Mengutip dari cnnindonesia.com, Sejumlah pengamat merespons kebijakan ini. Senior Vice President LPPI Trioksa Siahaan menyambut positif tambahan likuiditas ini, mengingat LDR bank BUMN telah di atas 90%. “Dengan adanya tambahan likuiditas tersebut, maka dapat mendorong bank untuk menyalurkan kredit... serta harapannya adalah dapat membuka lapangan pekerjaan baru,” kata Trioksa. Namun, ia mengingatkan bahwa kebijakan ini harus didukung iklim usaha yang baik dan tidak bisa berdiri sendiri.

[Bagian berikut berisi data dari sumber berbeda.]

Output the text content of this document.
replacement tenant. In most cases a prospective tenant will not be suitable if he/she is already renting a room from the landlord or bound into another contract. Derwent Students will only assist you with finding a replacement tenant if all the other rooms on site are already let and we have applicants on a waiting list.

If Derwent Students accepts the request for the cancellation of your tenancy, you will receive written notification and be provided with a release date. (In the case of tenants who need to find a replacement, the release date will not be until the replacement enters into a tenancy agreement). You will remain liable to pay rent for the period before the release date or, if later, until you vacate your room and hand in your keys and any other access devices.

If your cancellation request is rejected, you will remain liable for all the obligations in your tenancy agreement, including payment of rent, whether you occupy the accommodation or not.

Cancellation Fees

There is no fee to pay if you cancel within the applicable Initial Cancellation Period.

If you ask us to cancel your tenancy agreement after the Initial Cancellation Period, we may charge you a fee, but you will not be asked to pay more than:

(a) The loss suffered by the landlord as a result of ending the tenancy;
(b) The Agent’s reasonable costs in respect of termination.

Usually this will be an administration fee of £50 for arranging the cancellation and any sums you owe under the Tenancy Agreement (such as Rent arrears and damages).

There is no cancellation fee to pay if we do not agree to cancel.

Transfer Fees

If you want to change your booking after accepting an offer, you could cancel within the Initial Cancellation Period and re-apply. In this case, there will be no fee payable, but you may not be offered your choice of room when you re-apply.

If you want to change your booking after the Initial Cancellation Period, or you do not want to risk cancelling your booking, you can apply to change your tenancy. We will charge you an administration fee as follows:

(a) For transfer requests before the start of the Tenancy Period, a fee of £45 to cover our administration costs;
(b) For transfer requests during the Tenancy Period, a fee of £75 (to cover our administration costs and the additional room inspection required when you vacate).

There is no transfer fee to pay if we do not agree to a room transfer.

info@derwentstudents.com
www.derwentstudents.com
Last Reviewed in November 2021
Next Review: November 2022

Pengamat Ekonomi Universitas Andalas Syafruddin Karimi membuktikan kebijakan serupa pada 2020-2021 berhasil memicu multiplier effect. Penempatan dana Rp 66,99 triliun kala itu mampu menggandakan kredit menjadi Rp 382-387 triliun. “Akses kredit murah cepat berubah menjadi perekrutan karyawan, pembelian bahan baku, dan perluasan kapasitas usaha,” ujarnya. Untuk memaksimalkan dampaknya, pemerintah disarankan menetapkan multiplier minimum, pelaporan berkala, dan clawback jika target tidak tercapai.


Di sisi lain, Direktur Eksekutif Celios Bhima Yudhistira mengingatkan adanya risiko. “Kalau bank himbaranya parkir dana di SBN, sama saja, keluar kantong kanan, pindah kantong kiri,” katanya. Bhima menyarankan agar Purbaya menerbitkan Peraturan Menteri Keuangan (PMK) untuk mengikat penggunaan dana agar masuk ke sektor riil, seperti sektor Energi Baru Terbarukan (EBT) yang berpotensi menciptakan 19,4 juta green jobs.

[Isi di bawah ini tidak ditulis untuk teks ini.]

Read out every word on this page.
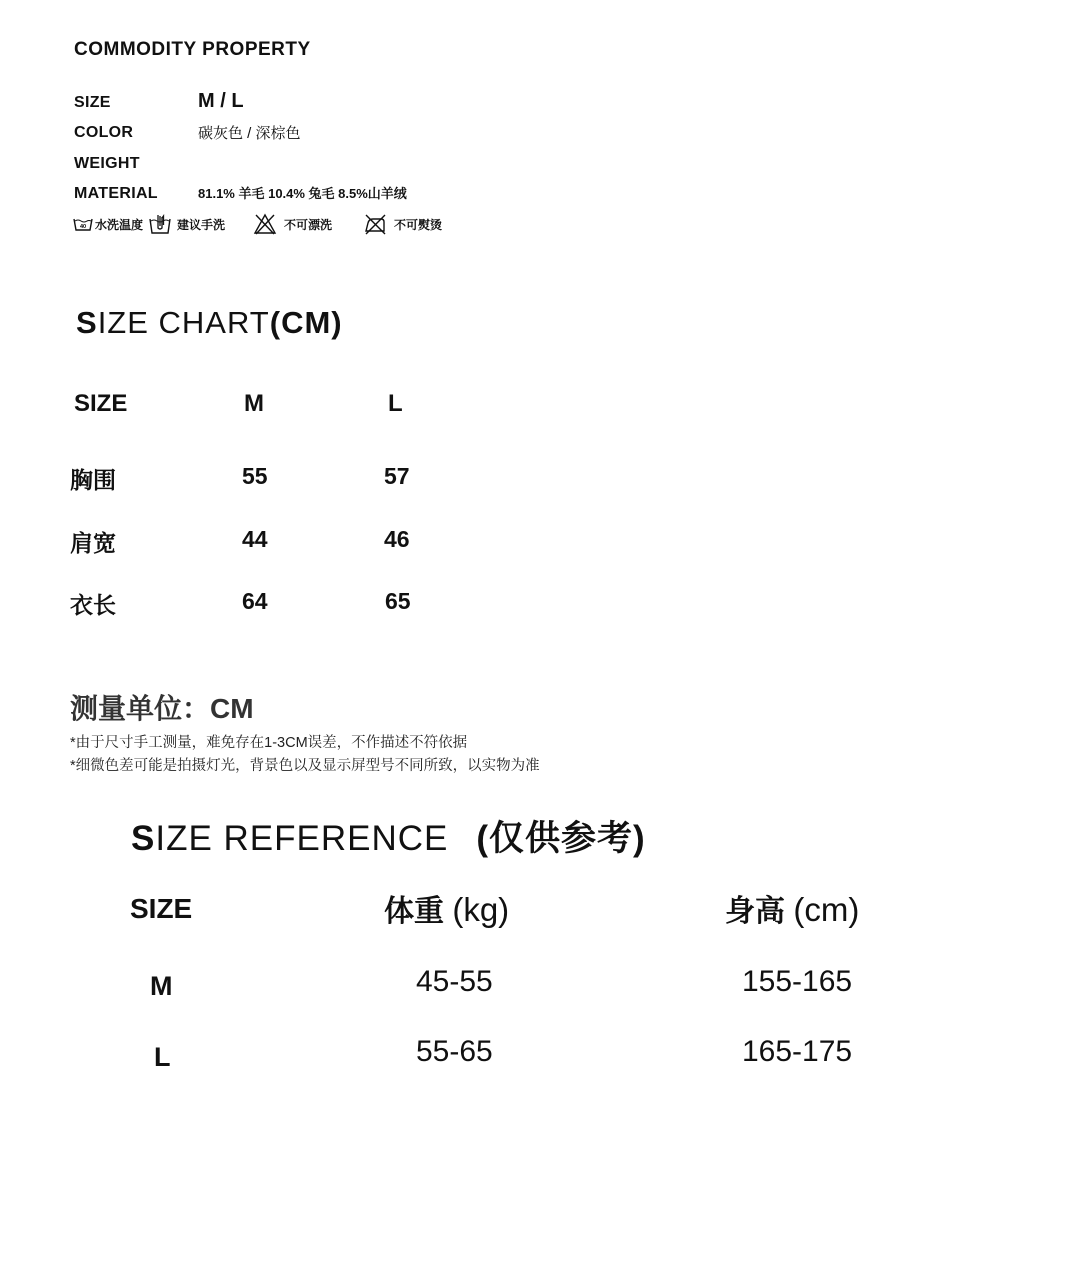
COMMODITY PROPERTY
SIZE	M / L
COLOR	碳灰色 / 深棕色
WEIGHT
MATERIAL	81.1% 羊毛 10.4% 兔毛 8.5%山羊绒
40 水洗温度	建议手洗	不可漂洗	不可熨烫
SIZE CHART(CM)
SIZE	M	L
胸围	55	57
肩宽	44	46
衣长	64	65
测量单位：CM
*由于尺寸手工测量，难免存在1-3CM误差，不作描述不符依据
*细微色差可能是拍摄灯光，背景色以及显示屏型号不同所致，以实物为准
SIZE REFERENCE (仅供参考)
SIZE	体重 (kg)	身高 (cm)
M	45-55	155-165
L	55-65	165-175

Melansir dari sindonews.com, Kebijakan ini merupakan bagian dari strategi besar Purbaya untuk mendongkrak pertumbuhan ekonomi. Dalam Great Lecture di Jakarta (11/9), ia menyatakan keyakinannya bahwa Indonesia bisa tumbuh hingga 8% dengan menggerakkan mesin negara dan swasta secara bersamaan. “Di era SBY, mesin swasta bergerak, tumbuh 6%. Di era Jokowi, mesin negara bergerak, tumbuh 5%. Bila kedua mesin digerakkan bersama, kita optimistis bisa mencapai 8%,” tegas Purbaya.

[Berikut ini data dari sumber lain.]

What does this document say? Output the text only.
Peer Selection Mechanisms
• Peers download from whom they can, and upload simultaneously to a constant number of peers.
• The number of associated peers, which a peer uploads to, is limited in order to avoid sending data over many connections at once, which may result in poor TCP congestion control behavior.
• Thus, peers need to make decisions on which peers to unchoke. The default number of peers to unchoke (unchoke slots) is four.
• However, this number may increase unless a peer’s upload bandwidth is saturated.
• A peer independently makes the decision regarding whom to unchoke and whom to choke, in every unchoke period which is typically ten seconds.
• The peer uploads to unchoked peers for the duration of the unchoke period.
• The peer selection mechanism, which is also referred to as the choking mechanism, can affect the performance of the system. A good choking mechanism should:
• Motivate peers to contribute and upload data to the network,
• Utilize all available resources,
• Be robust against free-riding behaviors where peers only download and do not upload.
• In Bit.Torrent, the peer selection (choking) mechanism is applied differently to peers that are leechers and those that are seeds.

Dampak penyaluran dana ini terhadap perekonomian dan penciptaan lapangan kerja diperkirakan tidak instan, tetapi juga tidak membutuhkan waktu bertahun-tahun. Menurut proyeksi Syafruddin Karimi, likuiditas akan mengembang dalam hitungan hari, suku bunga kredit mulai turun dalam 2-8 minggu, penyaluran kredit nyata pada bulan kedua-ketiga, dan dampak makro terhadap PDB akan memuncak dalam 3-6 triwulan ke depan. Keberhasilan kebijakan ini sangat bergantung pada implementasi yang terukur dan iklim investasi yang mendukung.